John McLaughlin’s guitar became particularly important here. Davis wanted the music to feel immediate, physical, and forceful in a way that reflected the live energy he heard in Hendrix’s concerts.
The album also demonstrated how Davis was moving away from tightly arranged structures and toward longer, more open performance forms.
Miles Davis, Hendrix, and the Idea of Musical Innovation
Part of what Davis admired was Hendrix’s seriousness as a musician.
Although Hendrix was often discussed primarily within rock culture, Davis viewed him as a major musical innovator whose ideas extended beyond genre boundaries. Improvisation remained central to Hendrix’s performances, even when the surrounding musical language differed from jazz.
This mattered to Davis.
Throughout his career, he consistently gravitated toward musicians who were changing the direction of contemporary music rather than preserving older styles. Hendrix represented exactly that kind of figure during the late 1960s.
The influence also extended beyond sound itself.
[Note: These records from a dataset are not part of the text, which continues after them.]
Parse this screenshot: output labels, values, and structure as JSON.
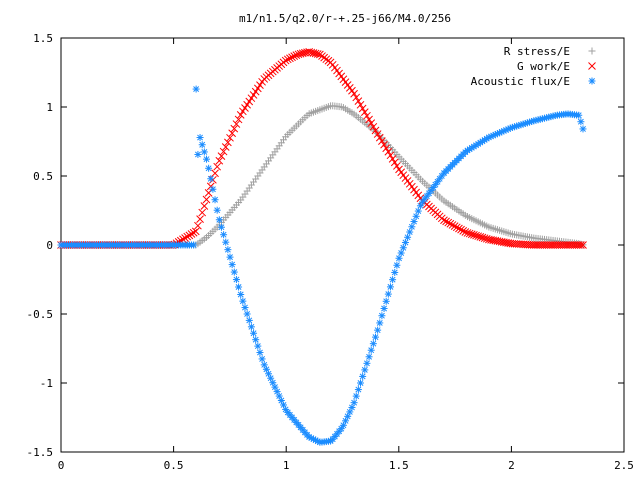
{
  "chart_data": {
    "type": "scatter",
    "title": "m1/n1.5/q2.0/r-+.25-j66/M4.0/256",
    "xlabel": "",
    "ylabel": "",
    "xlim": [
      0,
      2.5
    ],
    "ylim": [
      -1.5,
      1.5
    ],
    "x_ticks": [
      "0",
      "0.5",
      "1",
      "1.5",
      "2",
      "2.5"
    ],
    "y_ticks": [
      "1.5",
      "1",
      "0.5",
      "0",
      "-0.5",
      "-1",
      "-1.5"
    ],
    "x_tick_values": [
      0,
      0.5,
      1,
      1.5,
      2,
      2.5
    ],
    "y_tick_values": [
      1.5,
      1,
      0.5,
      0,
      -0.5,
      -1,
      -1.5
    ],
    "grid": false,
    "legend_position": "top-right",
    "series": [
      {
        "name": "R stress/E",
        "marker": "plus",
        "color": "#a0a0a0",
        "x": [
          0.0,
          0.1,
          0.2,
          0.3,
          0.4,
          0.5,
          0.6,
          0.65,
          0.7,
          0.8,
          0.9,
          1.0,
          1.1,
          1.2,
          1.25,
          1.3,
          1.4,
          1.5,
          1.6,
          1.7,
          1.8,
          1.9,
          2.0,
          2.1,
          2.2,
          2.3,
          2.32
        ],
        "y": [
          0.0,
          0.0,
          0.0,
          0.0,
          0.0,
          0.0,
          0.0,
          0.06,
          0.14,
          0.33,
          0.56,
          0.79,
          0.95,
          1.01,
          1.0,
          0.95,
          0.82,
          0.64,
          0.47,
          0.32,
          0.21,
          0.13,
          0.08,
          0.05,
          0.03,
          0.01,
          0.0
        ]
      },
      {
        "name": "G work/E",
        "marker": "cross",
        "color": "#ff0000",
        "x": [
          0.0,
          0.1,
          0.2,
          0.3,
          0.4,
          0.5,
          0.6,
          0.65,
          0.7,
          0.8,
          0.9,
          1.0,
          1.05,
          1.1,
          1.15,
          1.2,
          1.3,
          1.4,
          1.5,
          1.6,
          1.7,
          1.8,
          1.9,
          2.0,
          2.1,
          2.2,
          2.3,
          2.32
        ],
        "y": [
          0.0,
          0.0,
          0.0,
          0.0,
          0.0,
          0.0,
          0.1,
          0.35,
          0.6,
          0.95,
          1.2,
          1.34,
          1.38,
          1.4,
          1.38,
          1.32,
          1.1,
          0.82,
          0.55,
          0.33,
          0.18,
          0.09,
          0.04,
          0.01,
          0.0,
          0.0,
          0.0,
          0.0
        ]
      },
      {
        "name": "Acoustic flux/E",
        "marker": "star",
        "color": "#1a8cff",
        "x": [
          0.0,
          0.1,
          0.2,
          0.3,
          0.4,
          0.5,
          0.6,
          0.6,
          0.61,
          0.65,
          0.7,
          0.8,
          0.9,
          1.0,
          1.1,
          1.15,
          1.2,
          1.25,
          1.3,
          1.4,
          1.5,
          1.6,
          1.7,
          1.8,
          1.9,
          2.0,
          2.1,
          2.2,
          2.25,
          2.3,
          2.32
        ],
        "y": [
          0.0,
          0.0,
          0.0,
          0.0,
          0.0,
          0.0,
          0.0,
          1.13,
          0.82,
          0.6,
          0.2,
          -0.37,
          -0.86,
          -1.2,
          -1.39,
          -1.43,
          -1.42,
          -1.32,
          -1.15,
          -0.65,
          -0.1,
          0.3,
          0.52,
          0.68,
          0.78,
          0.85,
          0.9,
          0.94,
          0.95,
          0.94,
          0.83
        ]
      }
    ]
  }
}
Hendrix attracted young audiences while still pursuing highly experimental music, something Davis was increasingly aware of as jazz became more disconnected from mainstream youth culture.
The Miles Davis and Jimi Hendrix Collaboration That Never Happened
By 1970, discussions had already taken place about Miles Davis and Jimi Hendrix recording together.
Several musicians connected to Davis’s circle, including drummer Tony Williams, were also moving between jazz and rock settings during this period, making the possibility seem realistic rather than hypothetical.
The collaboration never happened.
Hendrix died in September 1970 at the age of twenty-seven, ending what might have become one of the most significant crossovers between jazz and rock musicians of the era.
Even without a completed recording, Hendrix’s impact on Miles Davis remained substantial.
His approach to sound, groove, amplification, improvisation, and audience connection helped accelerate one of the biggest transformations in Davis’s career — a shift that would redefine not only his own music, but much of jazz fusion during the 1970s.